(Bloomberg) -- A brief period of bullishness on the Taiwan dollar looks to be over, according to a closely-watched measure in the options market.

Gauges of demand for bullish call options over bearish puts on the US dollar versus its Taiwanese equivalent have returned to neutral territory, having mostly been below zero for the past four months. That suggests traders have dialed back their positive bets on the Asian currency as they come to terms with the greenback’s resilience.

Mounting evidence of a robust US economy has led some traders to push back the expected timing of the Federal Reserve’s rate cut, bolstering dollar bets.
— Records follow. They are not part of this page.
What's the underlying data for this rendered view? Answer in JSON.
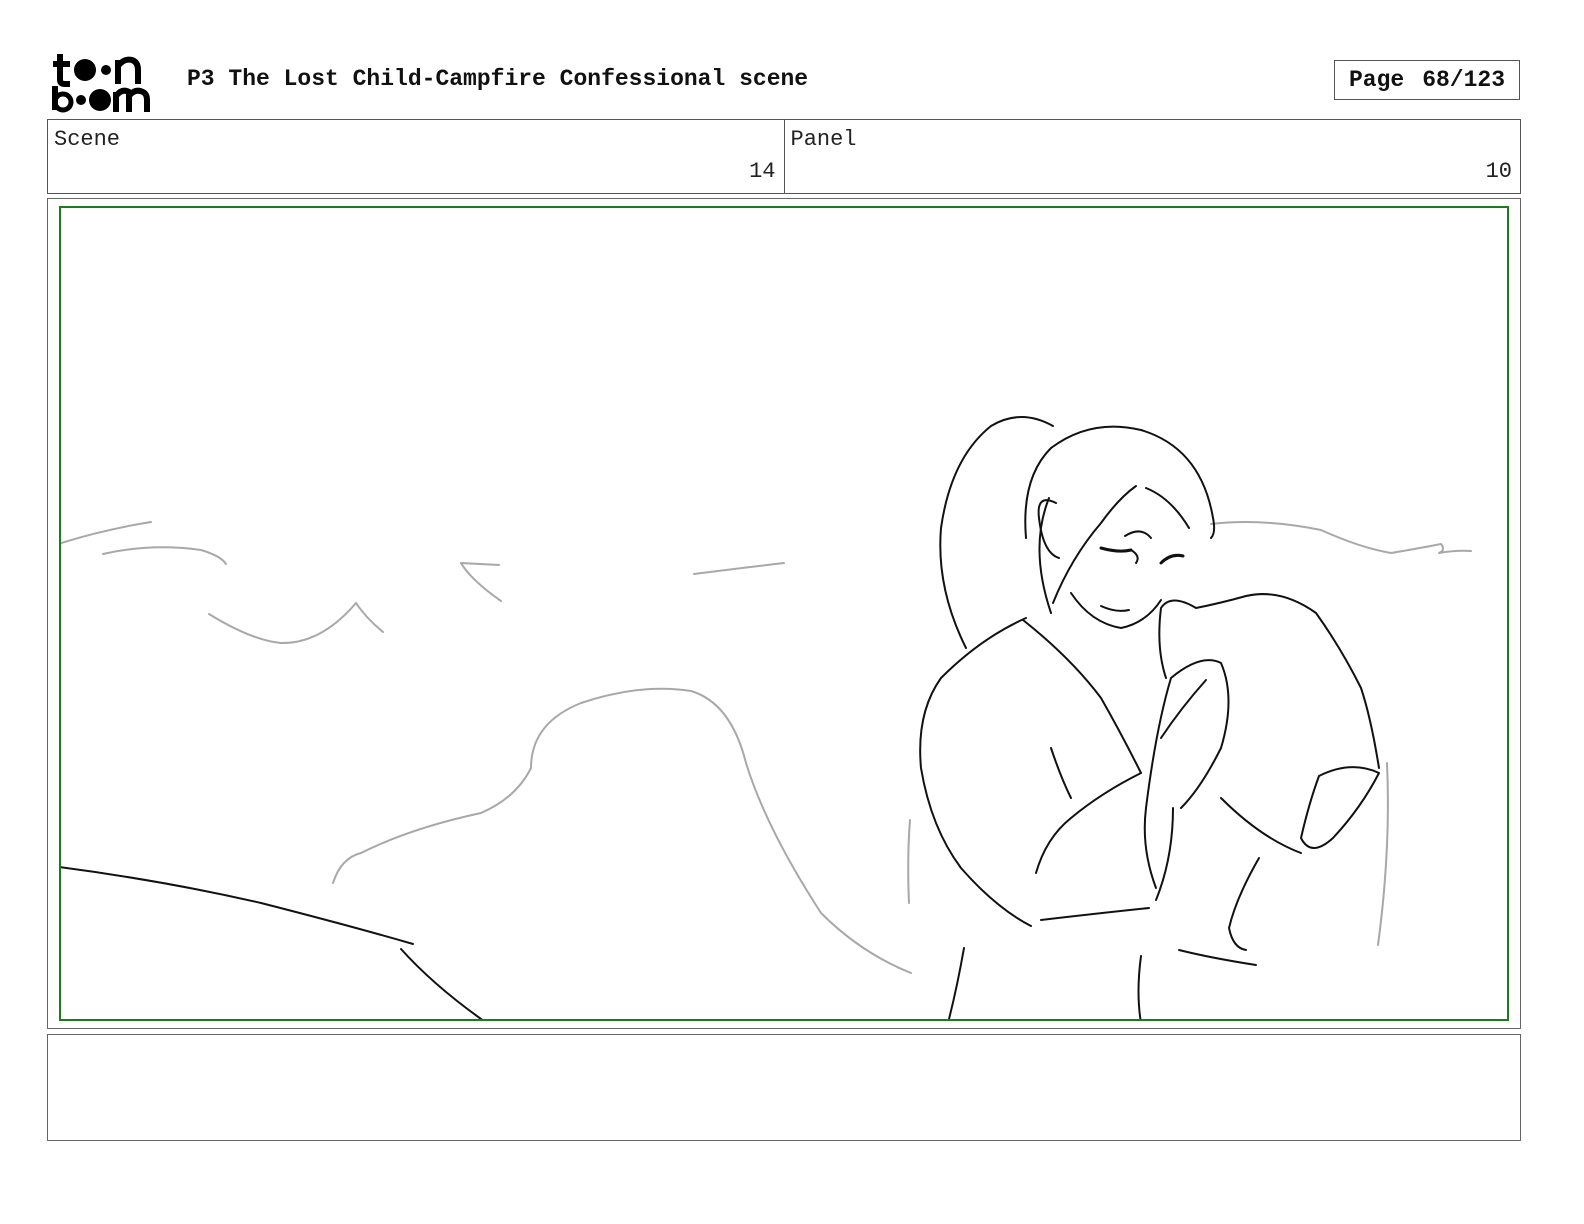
{
  "header": {
    "logo_text": "toon boom",
    "title": "P3 The Lost Child-Campfire Confessional scene",
    "page_label": "Page",
    "page_number": "68/123"
  },
  "info": {
    "scene_label": "Scene",
    "scene_value": "14",
    "panel_label": "Panel",
    "panel_value": "10"
  },
  "panel": {
    "image_name": "storyboard-sketch",
    "description_icon": "pencil-sketch-icon",
    "safe_frame_color": "#1e7a1e"
  },
  "notes": {
    "text": ""
  }
}
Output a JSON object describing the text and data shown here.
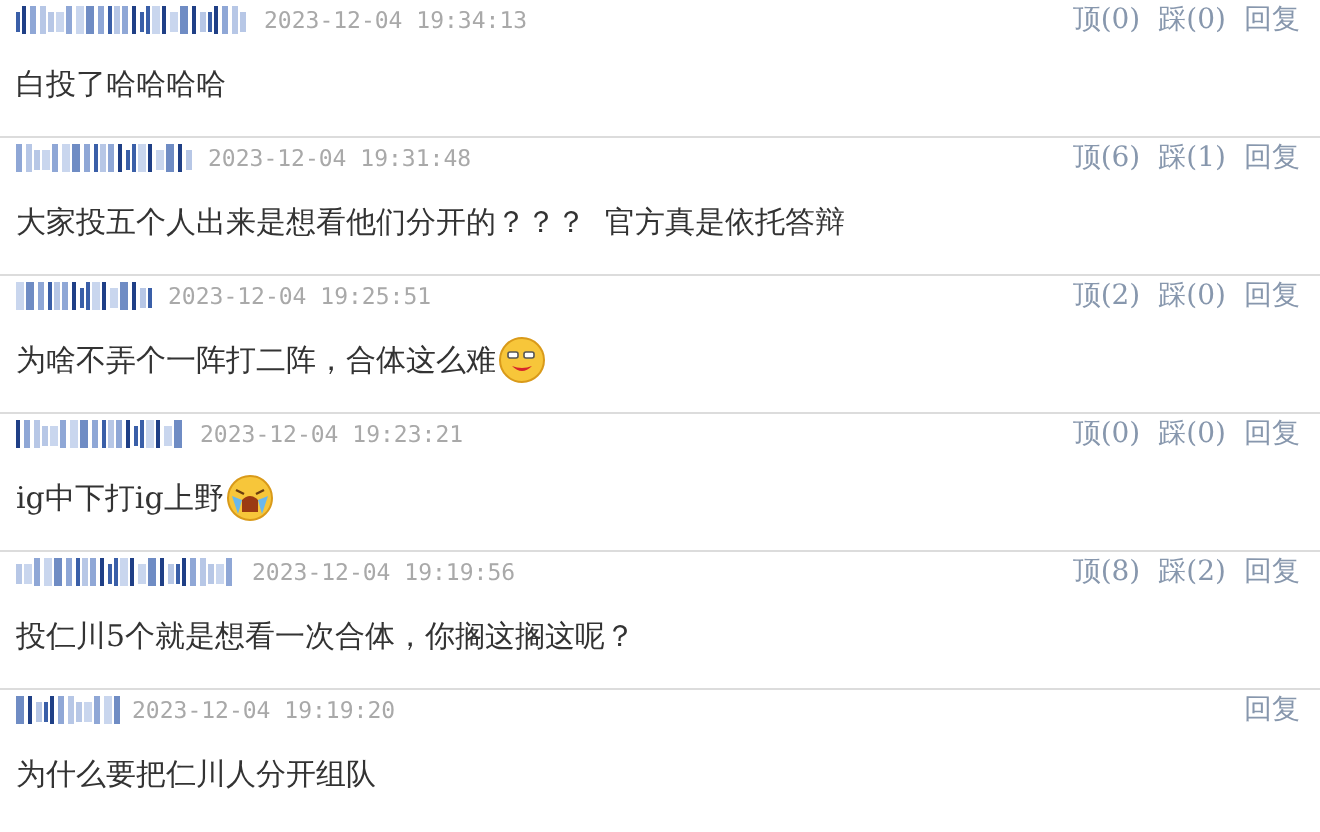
{
  "comments": [
    {
      "time": "2023-12-04 19:34:13",
      "text": "白投了哈哈哈哈",
      "up": "顶(0)",
      "down": "踩(0)",
      "reply": "回复"
    },
    {
      "time": "2023-12-04 19:31:48",
      "text": "大家投五个人出来是想看他们分开的？？？  官方真是依托答辩",
      "up": "顶(6)",
      "down": "踩(1)",
      "reply": "回复"
    },
    {
      "time": "2023-12-04 19:25:51",
      "text": "为啥不弄个一阵打二阵，合体这么难",
      "emoji": {
        "kind": "smug"
      },
      "up": "顶(2)",
      "down": "踩(0)",
      "reply": "回复"
    },
    {
      "time": "2023-12-04 19:23:21",
      "text": "ig中下打ig上野",
      "emoji": {
        "kind": "cry"
      },
      "up": "顶(0)",
      "down": "踩(0)",
      "reply": "回复"
    },
    {
      "time": "2023-12-04 19:19:56",
      "text": "投仁川5个就是想看一次合体，你搁这搁这呢？",
      "up": "顶(8)",
      "down": "踩(2)",
      "reply": "回复"
    },
    {
      "time": "2023-12-04 19:19:20",
      "text": "为什么要把仁川人分开组队",
      "reply": "回复"
    }
  ]
}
The latest evidence came from strong manufacturing data, which further tipped the scales in favor of the US currency.  

“Relentless dollar strength, fueled by ISM manufacturing data, hawkish Fed rhetoric and ongoing yuan and yen softness may continue to weigh on the Taiwan dollar in the interim,” said Christopher Wong, a foreign-exchange strategist at Oversea-Chinese Banking Corp. Policymakers may step in to smooth excessive volatility but are unlikely to reverse the trend, he added. 

The so-called risk reversals dipped below zero late last year as the Fed’s dovish pivot aided risk sentiment. An artificial intelligence-driven rally in the domestic stock market and clarity following the island’s presidential election in January further supported the outlook for the local currency. 

Weakness in the yuan and the yen — currencies from Asia’s two-biggest economies — is also denting sentiment over Asian peers in general. The greenback has bucked bearish expectations that prevailed just months ago and is extending a nascent rebound.

The Taiwan dollar, which remains sensitive to yield differentials with the US and equity flows, may stay on the weak side for the next few months until the Fed cuts rates and semiconductor-related exports improve, according to Barclays Plc. It fell to 32.092 per US dollar on Tuesday, a four-month low.  

“We see upside risks now as the pair is rising above 32,” Lemon Zhang, a foreign-exchange strategist at Barclays, said of the US-Taiwan dollar cross. “US-Taiwan rate differentials still look vast, even after initial cuts from the Fed.”

--With assistance from Chien-Hua Wan.